The flag Keifer presented was among some 3,000 displayed at this year's Fourth of July Healing Field memorial at Antietam National Battlefield near Sharpsburg. Each flag contained the name of a person who died in the 9/11 attacks, and Keifer purchased the flag bearing Mike Kiefer's name.

Keifer, 53, learned of the man with the name similar to his last year when he saw it listed among the 9/11 victims in the book "Last Man Down: A New York City Fire Chief and the Collapse of the World Trade Center."

"It's been an amazing chain of events since I read the book. I feel like I was picked to perform a task," he said. "It's eerie and hard to explain."

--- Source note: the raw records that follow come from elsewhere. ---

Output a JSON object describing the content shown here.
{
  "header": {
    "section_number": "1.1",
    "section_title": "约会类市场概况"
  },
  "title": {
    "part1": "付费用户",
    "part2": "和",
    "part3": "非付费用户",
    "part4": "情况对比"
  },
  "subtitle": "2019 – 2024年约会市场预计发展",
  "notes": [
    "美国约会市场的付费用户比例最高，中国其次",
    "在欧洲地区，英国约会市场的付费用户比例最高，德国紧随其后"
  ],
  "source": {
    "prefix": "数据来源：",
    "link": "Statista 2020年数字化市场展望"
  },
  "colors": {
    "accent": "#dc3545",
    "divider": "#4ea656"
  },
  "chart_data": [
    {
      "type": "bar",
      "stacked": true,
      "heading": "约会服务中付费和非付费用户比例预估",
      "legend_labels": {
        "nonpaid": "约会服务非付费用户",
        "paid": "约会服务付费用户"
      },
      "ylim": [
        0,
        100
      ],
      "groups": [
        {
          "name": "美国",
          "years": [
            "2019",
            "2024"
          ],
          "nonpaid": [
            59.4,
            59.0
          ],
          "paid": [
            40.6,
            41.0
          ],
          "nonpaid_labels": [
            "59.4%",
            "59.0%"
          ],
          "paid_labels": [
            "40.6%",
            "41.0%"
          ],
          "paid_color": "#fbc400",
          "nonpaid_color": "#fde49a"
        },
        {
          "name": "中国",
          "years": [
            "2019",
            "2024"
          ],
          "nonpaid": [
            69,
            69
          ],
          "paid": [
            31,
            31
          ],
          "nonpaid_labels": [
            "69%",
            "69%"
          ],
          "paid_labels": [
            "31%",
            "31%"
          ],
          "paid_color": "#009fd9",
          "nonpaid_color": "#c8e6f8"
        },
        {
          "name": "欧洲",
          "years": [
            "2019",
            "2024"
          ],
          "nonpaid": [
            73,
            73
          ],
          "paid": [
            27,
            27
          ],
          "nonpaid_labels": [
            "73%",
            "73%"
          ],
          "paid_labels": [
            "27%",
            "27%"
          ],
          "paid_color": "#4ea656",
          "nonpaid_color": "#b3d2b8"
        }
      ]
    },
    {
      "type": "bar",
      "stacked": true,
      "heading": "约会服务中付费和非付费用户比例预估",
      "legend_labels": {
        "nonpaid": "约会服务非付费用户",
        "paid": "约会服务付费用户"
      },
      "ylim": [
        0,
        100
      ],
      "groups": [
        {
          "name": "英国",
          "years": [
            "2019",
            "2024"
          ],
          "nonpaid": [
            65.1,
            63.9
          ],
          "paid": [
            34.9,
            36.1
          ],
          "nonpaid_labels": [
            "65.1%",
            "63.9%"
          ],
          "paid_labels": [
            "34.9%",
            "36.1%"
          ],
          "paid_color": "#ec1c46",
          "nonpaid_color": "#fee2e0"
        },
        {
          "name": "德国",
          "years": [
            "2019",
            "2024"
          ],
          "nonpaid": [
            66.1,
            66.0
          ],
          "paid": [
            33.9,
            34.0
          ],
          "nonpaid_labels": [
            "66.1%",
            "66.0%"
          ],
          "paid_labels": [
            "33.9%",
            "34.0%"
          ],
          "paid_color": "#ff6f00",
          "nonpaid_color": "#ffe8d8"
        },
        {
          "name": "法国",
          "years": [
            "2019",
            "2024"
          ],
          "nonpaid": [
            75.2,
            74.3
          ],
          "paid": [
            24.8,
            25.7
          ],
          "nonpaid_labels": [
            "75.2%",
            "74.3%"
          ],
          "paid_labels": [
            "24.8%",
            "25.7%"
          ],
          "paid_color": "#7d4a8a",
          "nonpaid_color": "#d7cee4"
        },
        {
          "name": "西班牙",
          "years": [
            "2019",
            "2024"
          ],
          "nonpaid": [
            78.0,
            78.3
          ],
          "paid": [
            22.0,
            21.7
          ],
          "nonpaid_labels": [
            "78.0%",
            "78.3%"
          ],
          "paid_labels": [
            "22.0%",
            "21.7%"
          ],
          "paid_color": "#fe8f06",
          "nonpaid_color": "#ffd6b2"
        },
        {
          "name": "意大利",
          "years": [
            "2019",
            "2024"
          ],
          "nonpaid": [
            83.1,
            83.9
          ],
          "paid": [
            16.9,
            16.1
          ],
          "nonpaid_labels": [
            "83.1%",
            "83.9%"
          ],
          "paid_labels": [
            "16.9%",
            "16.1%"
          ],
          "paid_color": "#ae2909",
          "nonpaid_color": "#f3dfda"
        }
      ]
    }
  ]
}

Since finding Kiefer's name in the book, Keifer discovered several coincidences in his life and the life of the New York firefighter. For instance, they have family members with identical or similar names and Keifer works at the National Fallen Firefighters Memorial in Emmitsburg, Md., where Kiefer's name is displayed on a 9/11 plaque.

Keifer said he started to cry when he saw Ladder Co. 132's duty board listing the names of firefighters scheduled to work on Sept. 11, 2001. The board is now part of a 9/11 memorial display at the fire company.

"My knees buckled and I said, 'Oh my God, they misspelled his name and spelled mine,'" he said.

Another poignant moment came when he was introduced to Kiefer's mother Pat. The two were so overwhelmed, he said, they never spoke a word.

"She hugged me like I was her deceased son coming back to life," Keifer said. "And I hugged her like she was my deceased mother."

Another coincidence: Mike Keifer's father is named Pat.

After saying goodbye in what was a teary departure, Mike Keifer said he felt like he fulfilled his mission to take the other Mike's flag home to rest in peace with his parents.